Wednesday, April 23, 2014

Making Lemonade

You know how, when life hands you lemons you make lemonade? Ideally? If you can find the juicer and have some sugar handy?

It occurs to me that maybe making lemonade should be an every day goal. Even for the days life doesn’t hand you the lemons. You can go out and, by golly, pick those lemons.

This is an easy thing for a writer to do, of course. When we have surgery on our shoulder, we take note of the pain and agony and we give our current lead character a shoulder injury. That’s a  useful version of making lemonade.

When someone cuts you off in traffic (and by “you” I mean “me”), there are alternatives. If young children are in the car, a couple of those alternatives are cut off. (Although I have achieved satisfaction from yelling “My Feller” being careful to mouth all but the L very distinctly. With the windows rolled up.)

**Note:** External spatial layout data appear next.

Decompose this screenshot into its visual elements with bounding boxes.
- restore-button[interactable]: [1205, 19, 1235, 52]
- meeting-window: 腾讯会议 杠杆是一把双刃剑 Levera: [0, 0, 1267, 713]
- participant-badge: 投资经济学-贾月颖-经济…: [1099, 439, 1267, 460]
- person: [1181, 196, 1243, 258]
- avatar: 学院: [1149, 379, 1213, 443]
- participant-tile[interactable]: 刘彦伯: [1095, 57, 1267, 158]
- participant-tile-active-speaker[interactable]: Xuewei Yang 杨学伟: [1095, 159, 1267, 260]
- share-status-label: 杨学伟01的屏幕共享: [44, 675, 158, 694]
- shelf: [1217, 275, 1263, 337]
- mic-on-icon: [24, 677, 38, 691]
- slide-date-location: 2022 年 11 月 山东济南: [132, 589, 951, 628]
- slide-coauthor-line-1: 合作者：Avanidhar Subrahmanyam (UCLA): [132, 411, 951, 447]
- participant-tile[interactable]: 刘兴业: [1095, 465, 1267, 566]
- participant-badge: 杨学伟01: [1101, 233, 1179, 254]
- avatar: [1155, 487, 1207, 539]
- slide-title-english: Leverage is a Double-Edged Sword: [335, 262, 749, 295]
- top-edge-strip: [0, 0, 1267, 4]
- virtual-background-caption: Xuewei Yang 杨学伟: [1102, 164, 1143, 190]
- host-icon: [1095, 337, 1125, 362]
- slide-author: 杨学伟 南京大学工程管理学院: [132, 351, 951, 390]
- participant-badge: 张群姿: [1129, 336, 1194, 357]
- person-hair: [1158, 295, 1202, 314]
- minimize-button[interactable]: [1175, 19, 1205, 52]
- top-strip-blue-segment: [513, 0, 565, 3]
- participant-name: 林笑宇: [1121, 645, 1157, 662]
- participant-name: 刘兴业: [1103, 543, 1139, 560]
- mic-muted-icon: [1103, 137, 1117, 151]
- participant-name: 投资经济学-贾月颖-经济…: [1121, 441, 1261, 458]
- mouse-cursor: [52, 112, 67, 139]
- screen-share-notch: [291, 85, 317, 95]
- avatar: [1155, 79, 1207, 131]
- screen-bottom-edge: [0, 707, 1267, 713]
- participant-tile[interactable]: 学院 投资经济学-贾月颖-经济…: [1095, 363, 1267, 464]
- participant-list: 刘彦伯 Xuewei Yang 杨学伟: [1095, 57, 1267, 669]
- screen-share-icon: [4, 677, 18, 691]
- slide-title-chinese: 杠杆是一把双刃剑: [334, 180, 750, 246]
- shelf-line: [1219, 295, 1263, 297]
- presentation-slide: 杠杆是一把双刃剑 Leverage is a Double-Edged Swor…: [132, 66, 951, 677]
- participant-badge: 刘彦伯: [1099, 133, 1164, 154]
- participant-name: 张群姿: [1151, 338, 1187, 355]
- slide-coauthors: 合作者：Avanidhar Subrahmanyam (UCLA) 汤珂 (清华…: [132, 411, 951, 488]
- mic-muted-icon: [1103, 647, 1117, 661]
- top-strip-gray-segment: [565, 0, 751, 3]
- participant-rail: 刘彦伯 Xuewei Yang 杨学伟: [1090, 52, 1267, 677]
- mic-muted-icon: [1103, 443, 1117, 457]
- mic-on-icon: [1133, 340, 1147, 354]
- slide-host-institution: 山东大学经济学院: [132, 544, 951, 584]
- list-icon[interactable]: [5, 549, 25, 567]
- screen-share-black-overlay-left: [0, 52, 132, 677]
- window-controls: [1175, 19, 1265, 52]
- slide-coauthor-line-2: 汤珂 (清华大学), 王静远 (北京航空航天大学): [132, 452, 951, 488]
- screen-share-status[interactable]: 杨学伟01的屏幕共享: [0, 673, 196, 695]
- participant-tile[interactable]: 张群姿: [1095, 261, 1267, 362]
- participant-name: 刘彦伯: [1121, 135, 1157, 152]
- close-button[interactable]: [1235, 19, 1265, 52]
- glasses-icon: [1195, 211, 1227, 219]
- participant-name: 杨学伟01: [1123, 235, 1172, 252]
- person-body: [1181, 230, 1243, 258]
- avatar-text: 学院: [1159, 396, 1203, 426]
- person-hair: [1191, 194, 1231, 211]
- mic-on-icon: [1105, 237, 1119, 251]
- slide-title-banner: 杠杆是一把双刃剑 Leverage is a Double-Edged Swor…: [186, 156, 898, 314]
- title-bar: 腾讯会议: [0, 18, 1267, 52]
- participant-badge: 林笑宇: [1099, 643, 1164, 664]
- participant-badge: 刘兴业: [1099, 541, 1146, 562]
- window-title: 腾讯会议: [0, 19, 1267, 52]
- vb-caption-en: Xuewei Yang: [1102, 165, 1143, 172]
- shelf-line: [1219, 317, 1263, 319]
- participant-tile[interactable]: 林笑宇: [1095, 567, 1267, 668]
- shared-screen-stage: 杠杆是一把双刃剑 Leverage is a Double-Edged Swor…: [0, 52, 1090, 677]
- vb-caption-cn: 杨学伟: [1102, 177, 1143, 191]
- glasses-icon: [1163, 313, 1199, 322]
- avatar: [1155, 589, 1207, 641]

My favorite, though, is to smile sweetly and wave. I imagine the offender seeing my pleasant gesture and being filled with shame and remorse, then mending his ways and never cutting anyone off again. Or maybe thinking I know something he doesn’t, and he pictures gas leaking all over the road or a huge knife in his rear tire.

Failures are another opportunity. I love this quote by Thomas A. Edison: “I have not failed. I’ve just found 10,000 ways that won’t work.” Every failure, by this thinking, brings you one step closer to success.

Add a little more sugar and drink up.


2 comments:

  1. Better still, make the lemonaide without sugar and give a big glass to the guy who cut you off.